Throughout history, theologians have attempted to define the imago Dei (Latin, image of God) and identify what exactly being created in the image of God refers to. Four perspectives have been offered.
The first perspective relates to humankind’s capacity to think and reason. This has been termed the substantive view, connoting that the imago Dei can be described by any one or more of its essential parts, but particular human rationality. Church fathers such as Irenaeus (d. 202) and Thomas Aquinas (1225-1274) fashioned their theological views around God’s creating humankind in his image with the ability to reason and think over the non-human creation.
Influenced by Plato and Aristotle, Irenaeus is acknowledged as distinguishing between the image of God and the likeness of God (i.e., Gen. 1:26: “Then God said, ‘Let us make man in our image, in our likeness and let them rule…’”). He maintained that humans retained God’s image after the fall but lost God’s likeness because of disobedience. Drawing from his magnum opus, Summa Theologica (“Summary of Theology”) Aquinas, a theologian of the medieval church, also regarded the imago Dei as man’s intellectual and reasoning capacity. This perspective relates to intellectual formation.
The second perspective regarding what imago Dei refers to has been called the functional view, relating to the God-ordained dominion of humans over the earth (i.e., Gen. 1:26b, 28: “…let them rule . . . Be fruitful, increase in number, fill the earth and subdue it. Rule over the fish of the sea and the birds of the air and over every living creature that moves on the ground.”). The functional view asserts that being created in the imago Dei means to have stewardship, dominion, and oversight over God’s creation. This view directly ties to these three formational areas: vocational, physical/wellness, and economic/resource formation. As Anthony Hoekema argues in his book, Created in God’s Image, “If it is true that the whole person is the image of God, we must also include the body as part of the image” (p. 68). God created us with potential to steward the resources He has given us.

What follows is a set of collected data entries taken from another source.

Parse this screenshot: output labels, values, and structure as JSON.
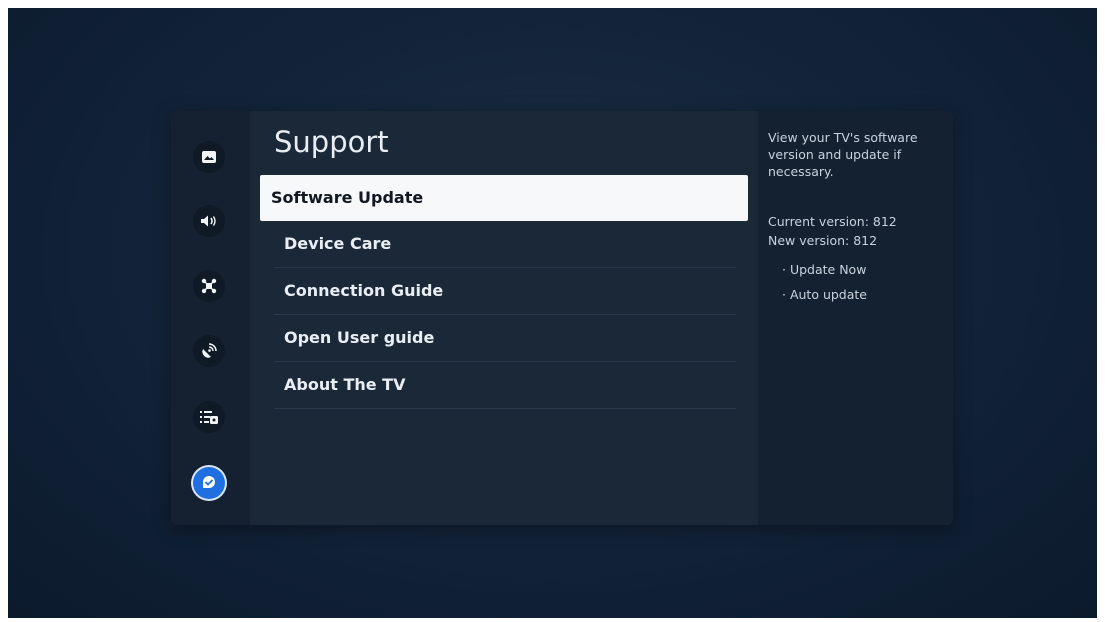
{
  "screen": {
    "title": "Support",
    "rail_icons": [
      {
        "name": "picture-icon",
        "active": false
      },
      {
        "name": "sound-icon",
        "active": false
      },
      {
        "name": "connection-icon",
        "active": false
      },
      {
        "name": "broadcasting-icon",
        "active": false
      },
      {
        "name": "general-privacy-icon",
        "active": false
      },
      {
        "name": "support-icon",
        "active": true
      }
    ],
    "accent_color": "#1f6fe0"
  },
  "menu": {
    "items": [
      {
        "label": "Software Update",
        "selected": true
      },
      {
        "label": "Device Care",
        "selected": false
      },
      {
        "label": "Connection Guide",
        "selected": false
      },
      {
        "label": "Open User guide",
        "selected": false
      },
      {
        "label": "About The TV",
        "selected": false
      }
    ]
  },
  "info": {
    "description": "View your TV's software version and update if necessary.",
    "current_version": "Current version: 812",
    "new_version": "New version: 812",
    "options": [
      "· Update Now",
      "· Auto update"
    ]
  }
}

The third perspective advances the notion that the imago Dei involves relational capacity, namely that male and female collectively reflect God’s image through their relationality with each other and with God. Emil Brunner, Martin Buber, Dietrich Bonhoeffer, and Karl Barth all affirm this perspective. To Brunner, the imago Dei is clearly possible because of humanity’s relationship and fellowship with God. For Buber, the “I-Thou” relationship between the individual and God should inform and enact all other human relationships. Dietrich Bonhoeffer depended on Buber’s “I-Thou” perspectives, while Karl Barth drew on the work of Bonhoeffer in defining his position. This third perspective connects to emotional and relational formation. God has given us relational capacity to relate to Him and to others.
A fourth perspective signifies that the imago Dei is humankind’s divine goal and destiny. Defined by Stanley Grenz in his book, The Social God and Relational Self: A Trinitarian Theology of the Imago Dei (2001, pp. 177-82), this view suggests that God, then, becomes our model to whom we are to aspire; and through whom over time, we become increasingly conformed into his likeness in the spiritual dimension. This fourth perspective relates to spiritual formation, with the goal of becoming conformed to Christ’s image. God has given us spiritual capacity to respond to His grace in order to know Him.
I propose that each of the seven areas of formation referred to above: spiritual, emotional intellectual, relational, vocational, physical health/wellness, and economic/resource stewardship are evidenced in the creation narrative and supported by an historical discussion of the imago Dei theme. As mentioned in my blog last week, I argue that these seven areas of formation are dimensions that comprise the capacity of the human person created in the image of God.
I’d like to suggest that God holistically created us in His image with capacity in each of these seven dimensions to both receive His grace and steward each dimension in order to bring Him glory.